Tooth extraction in Turkey
Dentists do their best to repair teeth to address dental conditions. Unfortunately there are some circumstances that put a tooth beyond saving. Patients can experience a bad taste in their mouth, wobbly teeth, pain and sensitivity. These symptoms may indicate an infection requiring tooth extraction in Turkey.
Young people may experience a painful or improper wisdom tooth appearance. Wisdom teeth can sometimes grow sideways or angularly into neighbouring teeth.

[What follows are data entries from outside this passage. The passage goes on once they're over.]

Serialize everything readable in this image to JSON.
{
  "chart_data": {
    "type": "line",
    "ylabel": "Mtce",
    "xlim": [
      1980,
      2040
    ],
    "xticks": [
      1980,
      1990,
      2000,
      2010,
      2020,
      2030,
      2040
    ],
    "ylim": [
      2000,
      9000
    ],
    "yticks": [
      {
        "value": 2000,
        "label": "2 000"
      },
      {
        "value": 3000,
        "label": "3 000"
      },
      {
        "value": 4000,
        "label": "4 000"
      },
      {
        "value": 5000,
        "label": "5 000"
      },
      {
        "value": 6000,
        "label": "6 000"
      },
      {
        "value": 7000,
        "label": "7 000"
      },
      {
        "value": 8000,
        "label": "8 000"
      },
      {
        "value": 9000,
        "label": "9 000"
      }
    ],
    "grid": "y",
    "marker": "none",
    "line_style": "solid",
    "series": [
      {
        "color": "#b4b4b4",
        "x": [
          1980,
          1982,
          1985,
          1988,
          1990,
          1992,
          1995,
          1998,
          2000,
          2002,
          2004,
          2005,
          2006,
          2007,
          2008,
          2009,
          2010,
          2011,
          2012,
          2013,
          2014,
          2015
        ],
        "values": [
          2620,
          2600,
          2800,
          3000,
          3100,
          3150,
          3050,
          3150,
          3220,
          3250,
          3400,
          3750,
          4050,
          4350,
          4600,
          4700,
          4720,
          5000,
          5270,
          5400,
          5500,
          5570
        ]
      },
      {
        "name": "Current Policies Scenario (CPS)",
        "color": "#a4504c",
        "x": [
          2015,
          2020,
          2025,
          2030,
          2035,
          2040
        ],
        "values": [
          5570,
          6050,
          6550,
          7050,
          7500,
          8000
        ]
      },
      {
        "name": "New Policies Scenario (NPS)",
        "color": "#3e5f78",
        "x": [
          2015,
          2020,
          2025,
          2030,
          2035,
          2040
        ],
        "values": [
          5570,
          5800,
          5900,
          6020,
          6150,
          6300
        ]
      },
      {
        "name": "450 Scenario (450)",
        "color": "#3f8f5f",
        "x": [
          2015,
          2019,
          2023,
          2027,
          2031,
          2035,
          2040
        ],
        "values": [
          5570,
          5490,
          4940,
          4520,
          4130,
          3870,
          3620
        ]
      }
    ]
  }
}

Wisdom teeth are naturally harder to clean, which can lead to: cavities, sensitivity, and root problems. For these orthodontic and oral hygiene reasons, it is healthy to have wisdom teeth removed.
To keep a healthy oral status, problem teeth should be extracted as soon as possible. Dentares has 2 full-time Maxillofacial surgeons so you can feel comfortable putting your faith in highly-experienced specialists. Local anaesthesia is given for a pain-free treatment.
Can I have sedation for tooth extraction?
For all tooth extraction treatments, local anaesthesia is provided for a painless experience. Patients with some dental anxiety can request sedation but unfortunately Dentares is only able to provide general anaesthesia. Patients are required to meet certain criterias in their blood work and a full medical history must be given prior. There is a greater health risk for general anaesthesia so it is recommended to continue with local anaesthesia.
How is tooth extraction performed in Turkey?
The patient receives a complimentary panoramic x-ray, oral examination and consultation with our Head Physician and Maxillofacial surgeon. During the consultation, the x-ray and intraoral results will be discussed to provide the patient with a treatment plan. If a tooth requires extraction, this will be decided here.
The patient relaxes in the dental chair and within sterile conditions. The surgeon and assistants sterilise their hands, wear gloves, masks, surgical gowns, hair nets and sterilise the patients mouths, inside and out. The treatment may begin. The maxillofacial surgeon applies local anaesthesia for a pain free operation. The tooth is then pulled free. If the tooth proves difficult to remove, it can be cut into sections for easier removal. Dead teeth tend to be the most difficult to extract because the tooth becomes brittle and prone to fracturing during the treatment.
Once the tooth has been removed, the doctor may place bone graft or an implant to the socket based on the treatment plan. The gingiva (gum) is then sutured together with dissolvable stitches.